Twenty-two percent said that “moral values” motivated their vote. I see a great national debate coming, as the politicians position themselves. We’ll be faced with questions like this: “Do you have to be pro-life and oppose gay ‘marriage’ to be Christian?” “How can you be a Christian without a plan to help the poor?”
During the campaign, for example, John Kerry argued from the book of James and said we ought to be doing more to help the poor and that his religious faith taught him to live that way. Well, I, of all people, surely applaud that. But, at the same time, that’s not a substitute for other issues like life. All values are not morally equivalent.
If you’re helping the poor, that’s wonderful, but if your concern for the poor isn’t grounded in the fact that the poor are created in the image of God and are every bit as precious as anybody else, then your concern for the poor is hollow. It’s a political thing; it’s like a preference. It won’t necessarily last.

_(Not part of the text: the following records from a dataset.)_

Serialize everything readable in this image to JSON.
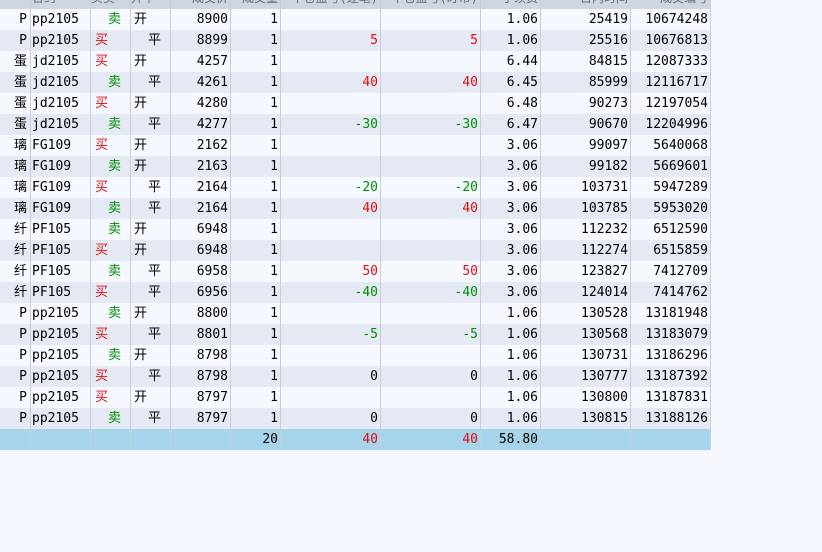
{
  "header": {
    "code": "合约",
    "dir": "买卖",
    "oc": "开平",
    "price": "成交价",
    "qty": "成交量",
    "p1": "平仓盈亏(逐笔)",
    "p2": "平仓盈亏(盯市)",
    "fee": "手续费",
    "time": "日内时间",
    "no": "成交编号"
  },
  "rows": [
    {
      "name": "P",
      "code": "pp2105",
      "dir": "卖",
      "oc": "开",
      "price": "8900",
      "qty": "1",
      "p1": "",
      "p2": "",
      "fee": "1.06",
      "time": "25419",
      "no": "10674248"
    },
    {
      "name": "P",
      "code": "pp2105",
      "dir": "买",
      "oc": "平",
      "price": "8899",
      "qty": "1",
      "p1": "5",
      "p2": "5",
      "fee": "1.06",
      "time": "25516",
      "no": "10676813"
    },
    {
      "name": "蛋",
      "code": "jd2105",
      "dir": "买",
      "oc": "开",
      "price": "4257",
      "qty": "1",
      "p1": "",
      "p2": "",
      "fee": "6.44",
      "time": "84815",
      "no": "12087333"
    },
    {
      "name": "蛋",
      "code": "jd2105",
      "dir": "卖",
      "oc": "平",
      "price": "4261",
      "qty": "1",
      "p1": "40",
      "p2": "40",
      "fee": "6.45",
      "time": "85999",
      "no": "12116717"
    },
    {
      "name": "蛋",
      "code": "jd2105",
      "dir": "买",
      "oc": "开",
      "price": "4280",
      "qty": "1",
      "p1": "",
      "p2": "",
      "fee": "6.48",
      "time": "90273",
      "no": "12197054"
    },
    {
      "name": "蛋",
      "code": "jd2105",
      "dir": "卖",
      "oc": "平",
      "price": "4277",
      "qty": "1",
      "p1": "-30",
      "p2": "-30",
      "fee": "6.47",
      "time": "90670",
      "no": "12204996"
    },
    {
      "name": "璃",
      "code": "FG109",
      "dir": "买",
      "oc": "开",
      "price": "2162",
      "qty": "1",
      "p1": "",
      "p2": "",
      "fee": "3.06",
      "time": "99097",
      "no": "5640068"
    },
    {
      "name": "璃",
      "code": "FG109",
      "dir": "卖",
      "oc": "开",
      "price": "2163",
      "qty": "1",
      "p1": "",
      "p2": "",
      "fee": "3.06",
      "time": "99182",
      "no": "5669601"
    },
    {
      "name": "璃",
      "code": "FG109",
      "dir": "买",
      "oc": "平",
      "price": "2164",
      "qty": "1",
      "p1": "-20",
      "p2": "-20",
      "fee": "3.06",
      "time": "103731",
      "no": "5947289"
    },
    {
      "name": "璃",
      "code": "FG109",
      "dir": "卖",
      "oc": "平",
      "price": "2164",
      "qty": "1",
      "p1": "40",
      "p2": "40",
      "fee": "3.06",
      "time": "103785",
      "no": "5953020"
    },
    {
      "name": "纤",
      "code": "PF105",
      "dir": "卖",
      "oc": "开",
      "price": "6948",
      "qty": "1",
      "p1": "",
      "p2": "",
      "fee": "3.06",
      "time": "112232",
      "no": "6512590"
    },
    {
      "name": "纤",
      "code": "PF105",
      "dir": "买",
      "oc": "开",
      "price": "6948",
      "qty": "1",
      "p1": "",
      "p2": "",
      "fee": "3.06",
      "time": "112274",
      "no": "6515859"
    },
    {
      "name": "纤",
      "code": "PF105",
      "dir": "卖",
      "oc": "平",
      "price": "6958",
      "qty": "1",
      "p1": "50",
      "p2": "50",
      "fee": "3.06",
      "time": "123827",
      "no": "7412709"
    },
    {
      "name": "纤",
      "code": "PF105",
      "dir": "买",
      "oc": "平",
      "price": "6956",
      "qty": "1",
      "p1": "-40",
      "p2": "-40",
      "fee": "3.06",
      "time": "124014",
      "no": "7414762"
    },
    {
      "name": "P",
      "code": "pp2105",
      "dir": "卖",
      "oc": "开",
      "price": "8800",
      "qty": "1",
      "p1": "",
      "p2": "",
      "fee": "1.06",
      "time": "130528",
      "no": "13181948"
    },
    {
      "name": "P",
      "code": "pp2105",
      "dir": "买",
      "oc": "平",
      "price": "8801",
      "qty": "1",
      "p1": "-5",
      "p2": "-5",
      "fee": "1.06",
      "time": "130568",
      "no": "13183079"
    },
    {
      "name": "P",
      "code": "pp2105",
      "dir": "卖",
      "oc": "开",
      "price": "8798",
      "qty": "1",
      "p1": "",
      "p2": "",
      "fee": "1.06",
      "time": "130731",
      "no": "13186296"
    },
    {
      "name": "P",
      "code": "pp2105",
      "dir": "买",
      "oc": "平",
      "price": "8798",
      "qty": "1",
      "p1": "0",
      "p2": "0",
      "fee": "1.06",
      "time": "130777",
      "no": "13187392"
    },
    {
      "name": "P",
      "code": "pp2105",
      "dir": "买",
      "oc": "开",
      "price": "8797",
      "qty": "1",
      "p1": "",
      "p2": "",
      "fee": "1.06",
      "time": "130800",
      "no": "13187831"
    },
    {
      "name": "P",
      "code": "pp2105",
      "dir": "卖",
      "oc": "平",
      "price": "8797",
      "qty": "1",
      "p1": "0",
      "p2": "0",
      "fee": "1.06",
      "time": "130815",
      "no": "13188126"
    }
  ],
  "total": {
    "qty": "20",
    "p1": "40",
    "p2": "40",
    "fee": "58.80"
  },
  "colors": {
    "buy": "#e01010",
    "sell": "#009000",
    "profit": "#e01010",
    "loss": "#009000",
    "total_row": "#a6d4ea"
  }
}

There is a hierarchy of values, and respect for human life created in God’s image comes first. It’s the bedrock basis for all other convictions. Our pro-life, pro-family positions come from the created order. Of course, helping the poor is a biblical commandment, and we do it, but we do it because we believe in the created order and the imago Dei in every human. Why do we go into the prisons to take care of the most despised people in society? Why do we care about the AIDS victims in Africa or about religious persecution and human rights? It is because suffering humans are created in the image of God and have worth and dignity from conception to natural death.
It is inconceivable that somebody could say that he or she is a good Christian, but doesn’t believe that life is created in God’s image and is sacred and inviolate. To do so is to miss the whole point. We do good deeds because we are Christians, but our faith rests upon the truth—that God is, that He has created us in His image.
Watch out for the arguments that are coming. We are going to be cast as fundamentalist right-wing bigots who want to deny a woman control of her body and deny gays the right to marry. The “real” Christians, as the New York Times has already told us after the election, will be the ones taking care of the poor and helping pass big government programs while standing up for abortion and gay rights. Which Christians do you suppose the media will praise as the “real” Christians? Who will Hollywood say are the “real” Christians?
There is a debate already underway over the heart and soul of what it means to be a believer. In this campaign we even had some evangelical leaders saying that there are ten Christian issues, from life to the environment, suggesting that they are all equal. You and I need to be ready to answer that debate with more than words. The light we shine before the watching world must be thoroughly pro-human. That means, besides being pro-life and pro-family, we care for the poor, the orphan, the prisoner, and the hungry—not to please the New York Times, but to please our Father in heaven who made them in His image.